这与上面的功能相反,在上面的功能中,我们确定日期是否为季度末。
# Calculate the quarter end:
data_min_temp['is_quarter_end'] = data_min_temp['Date'].dt.is_quarter_end
# Mapping the value (True = 1 and False = 0):
data_min_temp['is_quarter_end'] = data_min_temp['is_quarter_end'].map({True: 1, False:0})
# Taking random sample:
data_min_temp[['Date','is_quarter_end']].sample(10)
15.年份: (15. Year:)
The feature is used to calculate the year from the date.
该功能用于从日期开始计算年份 。
# Calculate the year:
data_min_temp['year'] = data_min_temp['Date'].dt.year
# Taking random sample:
data_min_temp[['Date','year']].sample(10)
16.月: (16. Month:)
The feature is used to calculate the month from the date.
该功能用于从日期算起月份 。
# Calculate the month:
data_min_temp['month'] = data_min_temp['Date'].dt.month
# Taking random sample:
data_min_temp[['Date','month']].sample(10)
17.日: (17. Day:)
The feature is used to calculate the day from the date.
该功能用来计算之日起的那一天 。
# Calculate the day:
data_min_temp['day'] = data_min_temp['Date'].dt.day
# Taking random sample:
data_min_temp[['Date','day']].sample(10)
18.确定是否是月初: (18. Determine if it is the start of the month:)

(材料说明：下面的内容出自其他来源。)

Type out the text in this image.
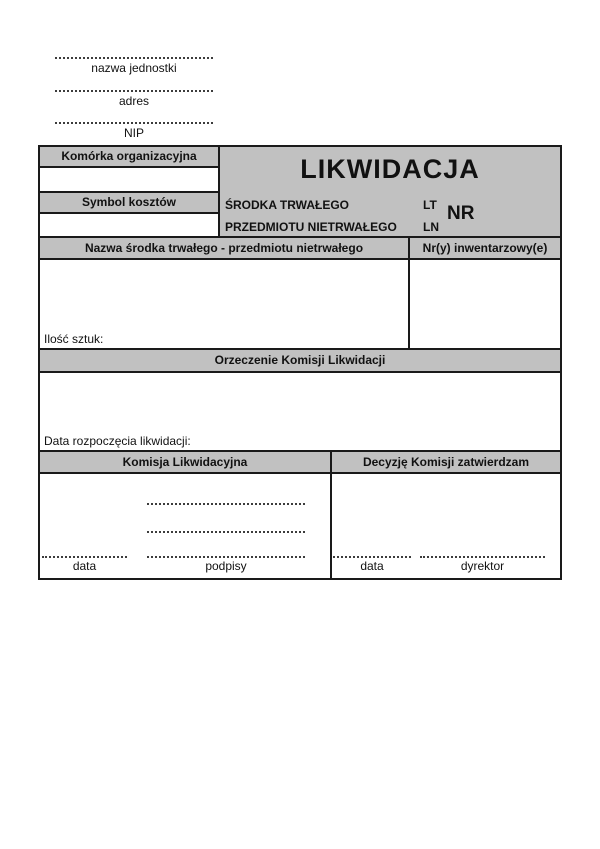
nazwa jednostki
adres
NIP
Komórka organizacyjna
Symbol kosztów
LIKWIDACJA
ŚRODKA TRWAŁEGO	LT
PRZEDMIOTU NIETRWAŁEGO LN
NR
Nazwa środka trwałego - przedmiotu nietrwałego	Nr(y) inwentarzowy(e)
Ilość sztuk:
Orzeczenie Komisji Likwidacji
Data rozpoczęcia likwidacji:
Komisja Likwidacyjna	Decyzję Komisji zatwierdzam
data	podpisy	data	dyrektor
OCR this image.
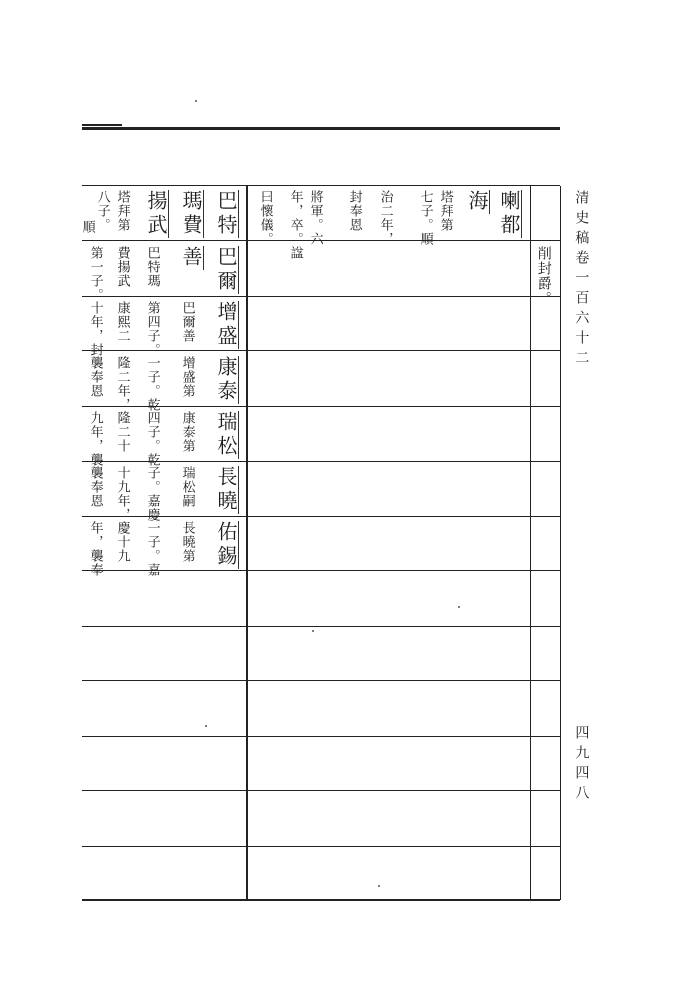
清史稿卷一百六十二
四九四八
喇都
海
塔拜第
七子。順
治二年，
封奉恩
將軍。六
年，卒。諡
曰懷儀。
削封爵。
巴特
瑪費
揚武
塔拜第
八子。
順
巴爾
善
巴特瑪
費揚武
第一子。
增盛
巴爾善
第四子。
康熙二
十年，封
康泰
增盛第
一子。乾
隆二年，
襲奉恩
瑞松
康泰第
四子。乾
隆二十
九年，襲
長曉
瑞松嗣
子。嘉慶
十九年，
襲奉恩
佑錫
長曉第
一子。嘉
慶十九
年，襲奉
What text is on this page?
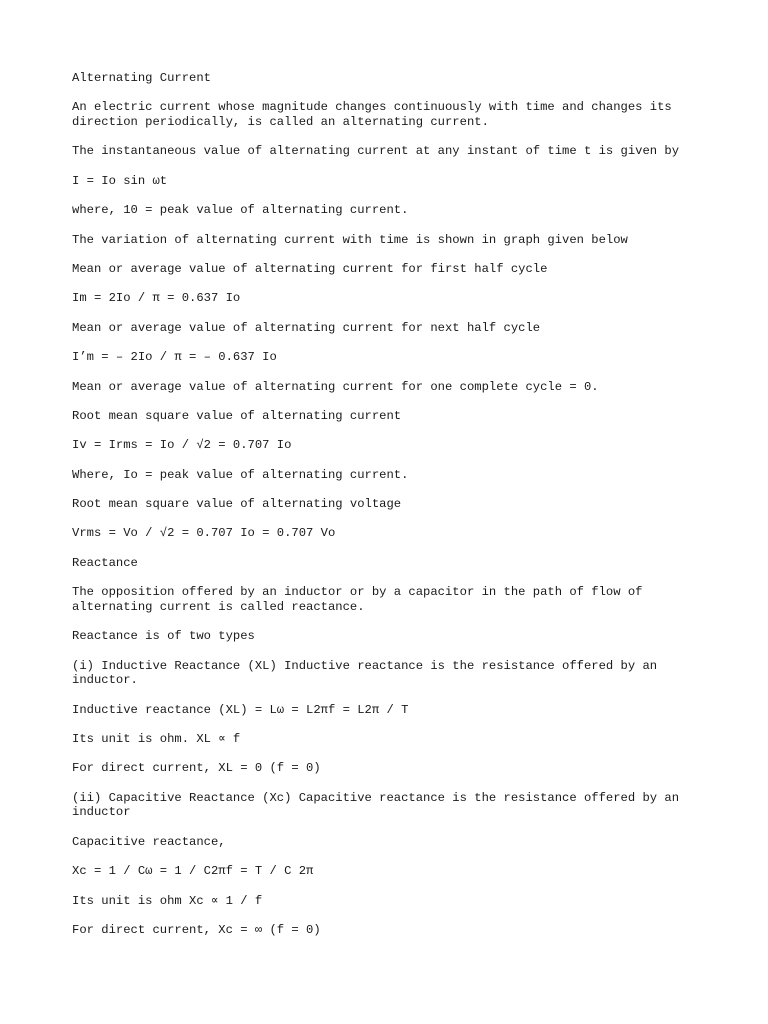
Alternating Current

An electric current whose magnitude changes continuously with time and changes its
direction periodically, is called an alternating current.

The instantaneous value of alternating current at any instant of time t is given by

I = Io sin ωt

where, 10 = peak value of alternating current.

The variation of alternating current with time is shown in graph given below

Mean or average value of alternating current for first half cycle

Im = 2Io / π = 0.637 Io

Mean or average value of alternating current for next half cycle

I’m = – 2Io / π = – 0.637 Io

Mean or average value of alternating current for one complete cycle = 0.

Root mean square value of alternating current

Iv = Irms = Io / √2 = 0.707 Io

Where, Io = peak value of alternating current.

Root mean square value of alternating voltage

Vrms = Vo / √2 = 0.707 Io = 0.707 Vo

Reactance

The opposition offered by an inductor or by a capacitor in the path of flow of
alternating current is called reactance.

Reactance is of two types

(i) Inductive Reactance (XL) Inductive reactance is the resistance offered by an
inductor.

Inductive reactance (XL) = Lω = L2πf = L2π / T

Its unit is ohm. XL ∝ f

For direct current, XL = 0 (f = 0)

(ii) Capacitive Reactance (Xc) Capacitive reactance is the resistance offered by an
inductor

Capacitive reactance,

Xc = 1 / Cω = 1 / C2πf = T / C 2π

Its unit is ohm Xc ∝ 1 / f

For direct current, Xc = ∞ (f = 0)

Based on the date, this feature determines if it is the start of the month
根据日期,此功能确定是否为月初
# Calculate the day:
data_min_temp['is_month_start'] = data_min_temp['Date'].dt.is_month_start
›
# Mapping the value (True = 1 and False = 0):
data_min_temp['is_month_start'] = data_min_temp['is_month_start'].map({True: 1, False:0})
# Taking random sample:
data_min_temp[['Date','is_month_start']].sample(10)

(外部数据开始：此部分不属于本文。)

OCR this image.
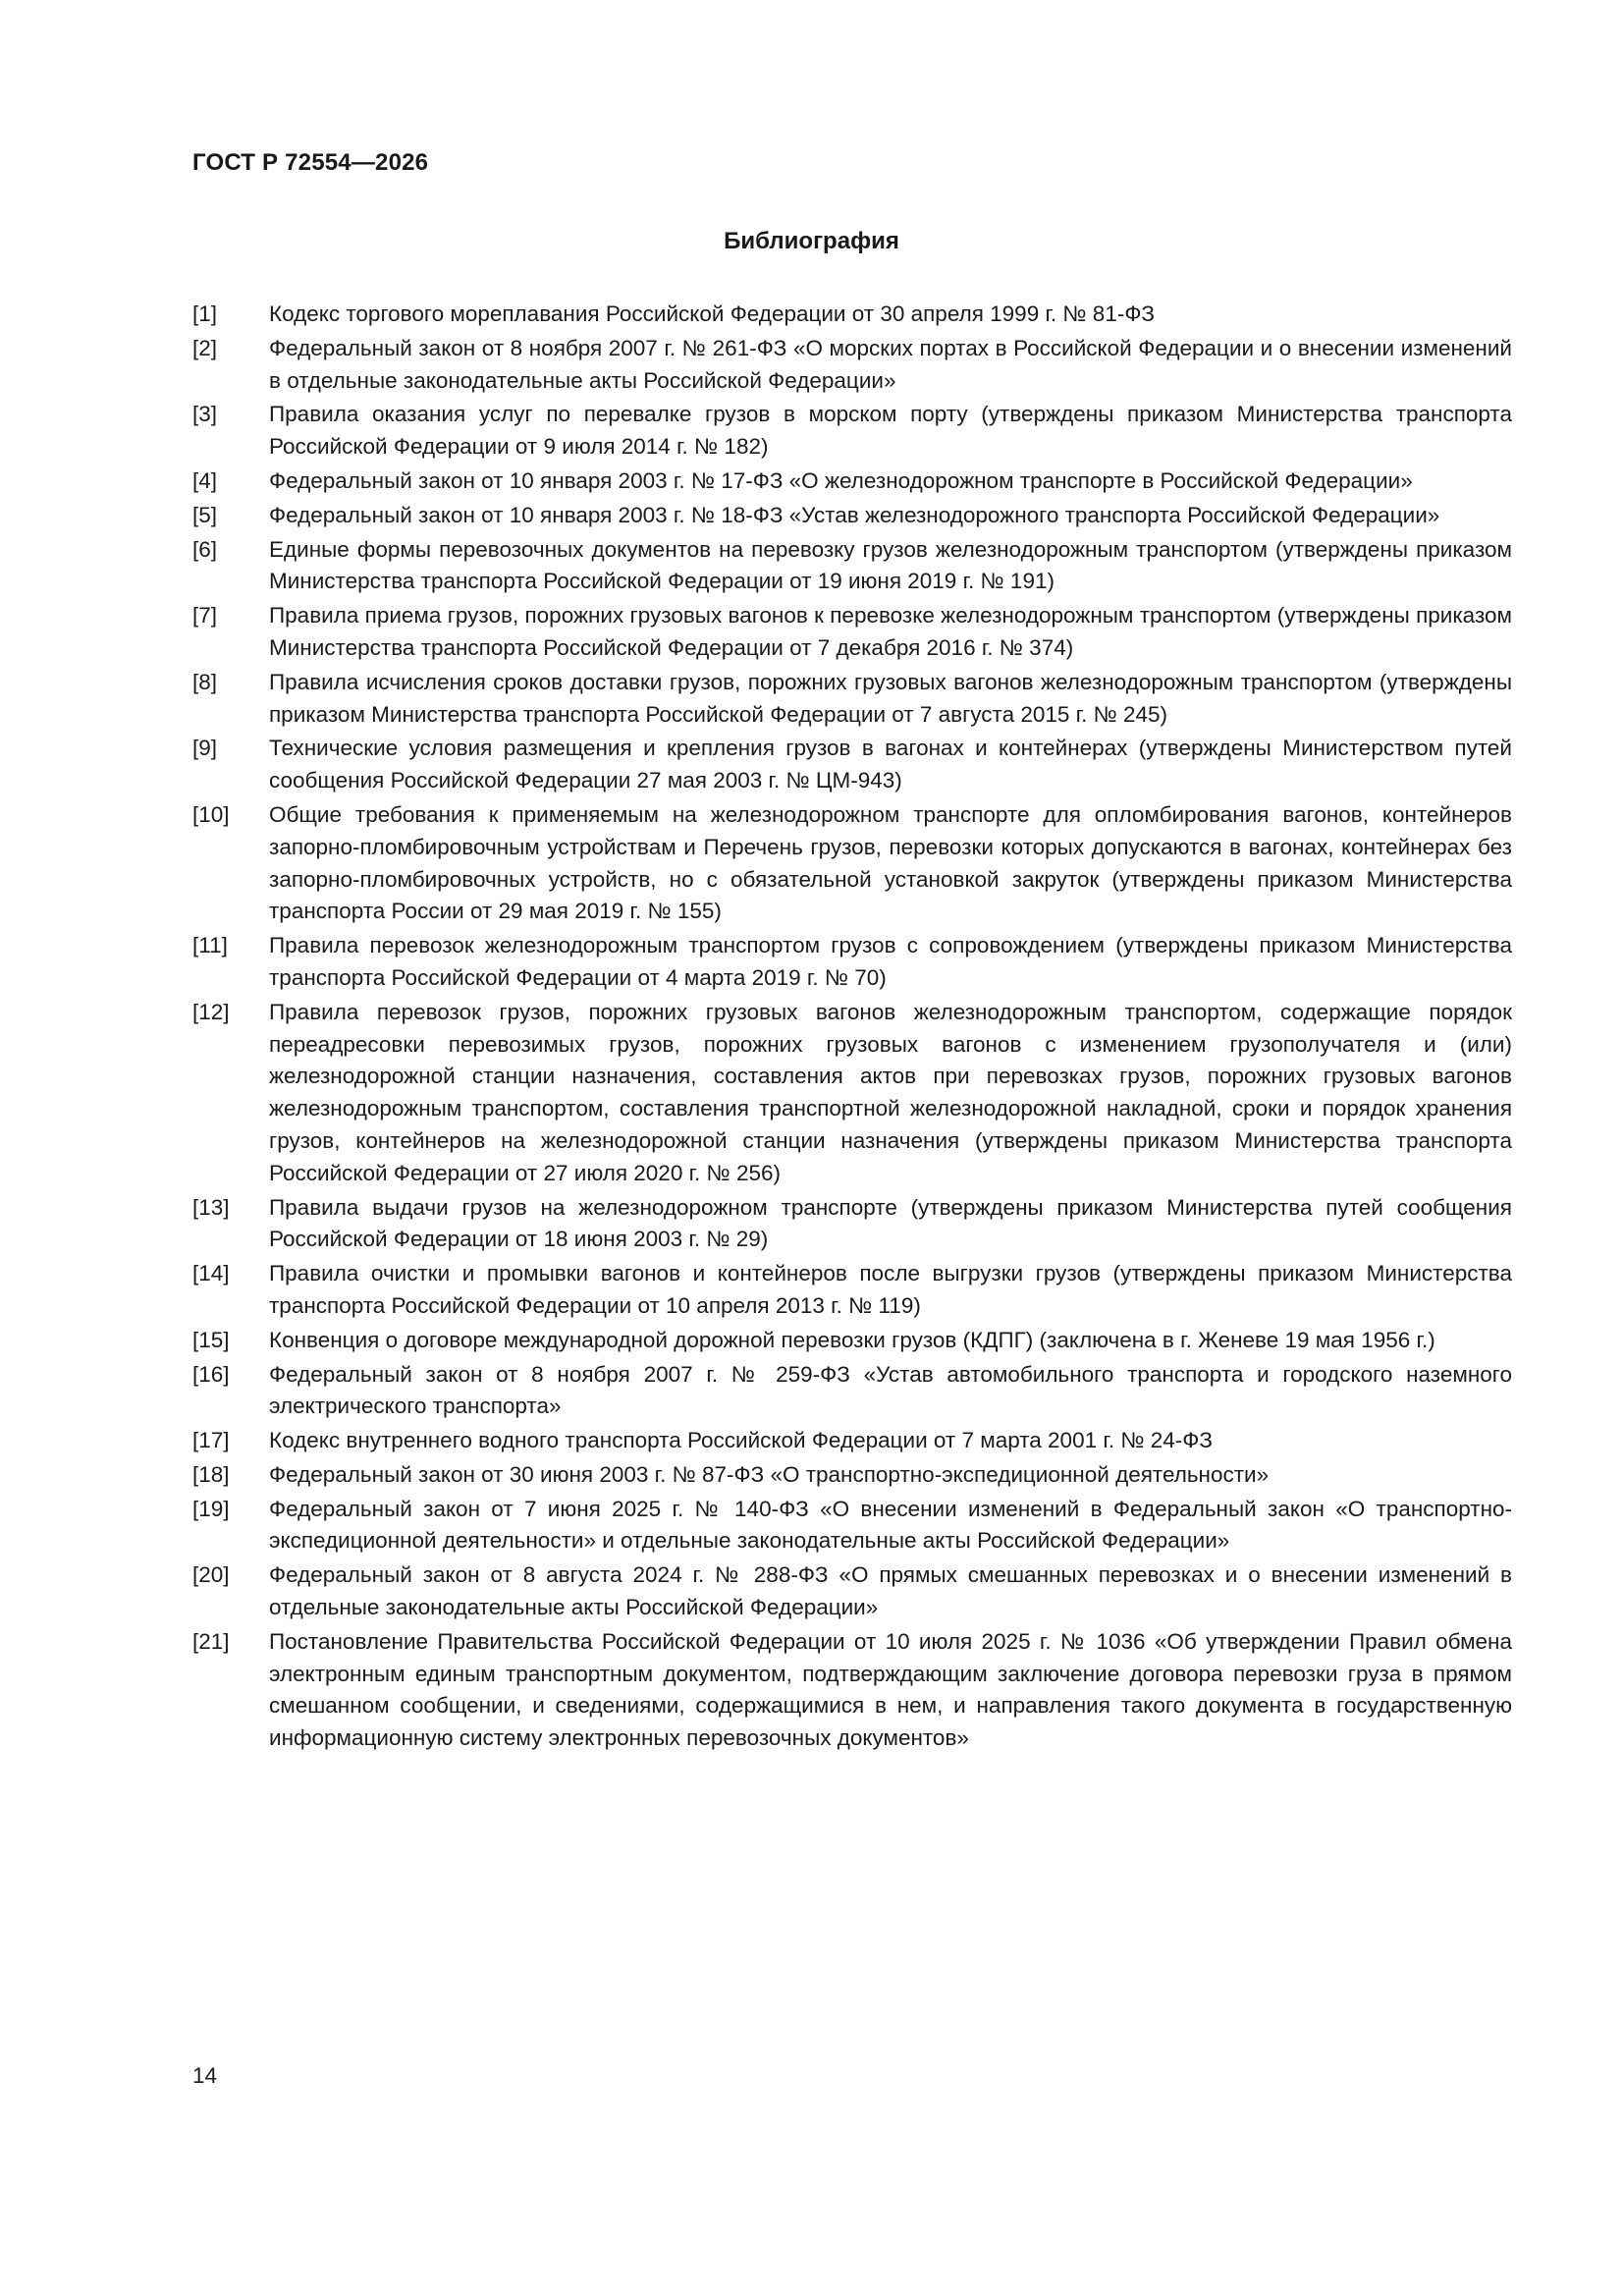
ГОСТ Р 72554—2026

Библиография
[1]	Кодекс торгового мореплавания Российской Федерации от 30 апреля 1999 г. № 81-ФЗ
[2]	Федеральный закон от 8 ноября 2007 г. № 261-ФЗ «О морских портах в Российской Федерации и о внесении изменений в отдельные законодательные акты Российской Федерации»
[3]	Правила оказания услуг по перевалке грузов в морском порту (утверждены приказом Министерства транспорта Российской Федерации от 9 июля 2014 г. № 182)
[4]	Федеральный закон от 10 января 2003 г. № 17-ФЗ «О железнодорожном транспорте в Российской Федерации»
[5]	Федеральный закон от 10 января 2003 г. № 18-ФЗ «Устав железнодорожного транспорта Российской Федерации»
[6]	Единые формы перевозочных документов на перевозку грузов железнодорожным транспортом (утверждены приказом Министерства транспорта Российской Федерации от 19 июня 2019 г. № 191)
[7]	Правила приема грузов, порожних грузовых вагонов к перевозке железнодорожным транспортом (утверждены приказом Министерства транспорта Российской Федерации от 7 декабря 2016 г. № 374)
[8]	Правила исчисления сроков доставки грузов, порожних грузовых вагонов железнодорожным транспортом (утверждены приказом Министерства транспорта Российской Федерации от 7 августа 2015 г. № 245)
[9]	Технические условия размещения и крепления грузов в вагонах и контейнерах (утверждены Министерством путей сообщения Российской Федерации 27 мая 2003 г. № ЦМ-943)
[10]	Общие требования к применяемым на железнодорожном транспорте для опломбирования вагонов, контейнеров запорно-пломбировочным устройствам и Перечень грузов, перевозки которых допускаются в вагонах, контейнерах без запорно-пломбировочных устройств, но с обязательной установкой закруток (утверждены приказом Министерства транспорта России от 29 мая 2019 г. № 155)
[11]	Правила перевозок железнодорожным транспортом грузов с сопровождением (утверждены приказом Министерства транспорта Российской Федерации от 4 марта 2019 г. № 70)
[12]	Правила перевозок грузов, порожних грузовых вагонов железнодорожным транспортом, содержащие порядок переадресовки перевозимых грузов, порожних грузовых вагонов с изменением грузополучателя и (или) железнодорожной станции назначения, составления актов при перевозках грузов, порожних грузовых вагонов железнодорожным транспортом, составления транспортной железнодорожной накладной, сроки и порядок хранения грузов, контейнеров на железнодорожной станции назначения (утверждены приказом Министерства транспорта Российской Федерации от 27 июля 2020 г. № 256)
[13]	Правила выдачи грузов на железнодорожном транспорте (утверждены приказом Министерства путей сообщения Российской Федерации от 18 июня 2003 г. № 29)
[14]	Правила очистки и промывки вагонов и контейнеров после выгрузки грузов (утверждены приказом Министерства транспорта Российской Федерации от 10 апреля 2013 г. № 119)
[15]	Конвенция о договоре международной дорожной перевозки грузов (КДПГ) (заключена в г. Женеве 19 мая 1956 г.)
[16]	Федеральный закон от 8 ноября 2007 г. № 259-ФЗ «Устав автомобильного транспорта и городского наземного электрического транспорта»
[17]	Кодекс внутреннего водного транспорта Российской Федерации от 7 марта 2001 г. № 24-ФЗ
[18]	Федеральный закон от 30 июня 2003 г. № 87-ФЗ «О транспортно-экспедиционной деятельности»
[19]	Федеральный закон от 7 июня 2025 г. № 140-ФЗ «О внесении изменений в Федеральный закон «О транспортно-экспедиционной деятельности» и отдельные законодательные акты Российской Федерации»
[20]	Федеральный закон от 8 августа 2024 г. № 288-ФЗ «О прямых смешанных перевозках и о внесении изменений в отдельные законодательные акты Российской Федерации»
[21]	Постановление Правительства Российской Федерации от 10 июля 2025 г. № 1036 «Об утверждении Правил обмена электронным единым транспортным документом, подтверждающим заключение договора перевозки груза в прямом смешанном сообщении, и сведениями, содержащимися в нем, и направления такого документа в государственную информационную систему электронных перевозочных документов»

14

19.确定是否是月底: (19. Determine if it is the end of the month:)
Based on the date, this feature determines if it is the end of the month
根据日期,此功能确定是否是月底
# Calculate the day:
data_min_temp['is_month_end'] = data_min_temp['Date'].dt.is_month_end
# Mapping the value (True = 1 and False = 0):
data_min_temp['is_month_end'] = data_min_temp['is_month_end'].map({True: 1, False:0})
# Taking random sample:
data_min_temp[['Date','is_month_end']].sample(10)
20.确定是否是Le年: (20. Determine if it is a Leap Year:)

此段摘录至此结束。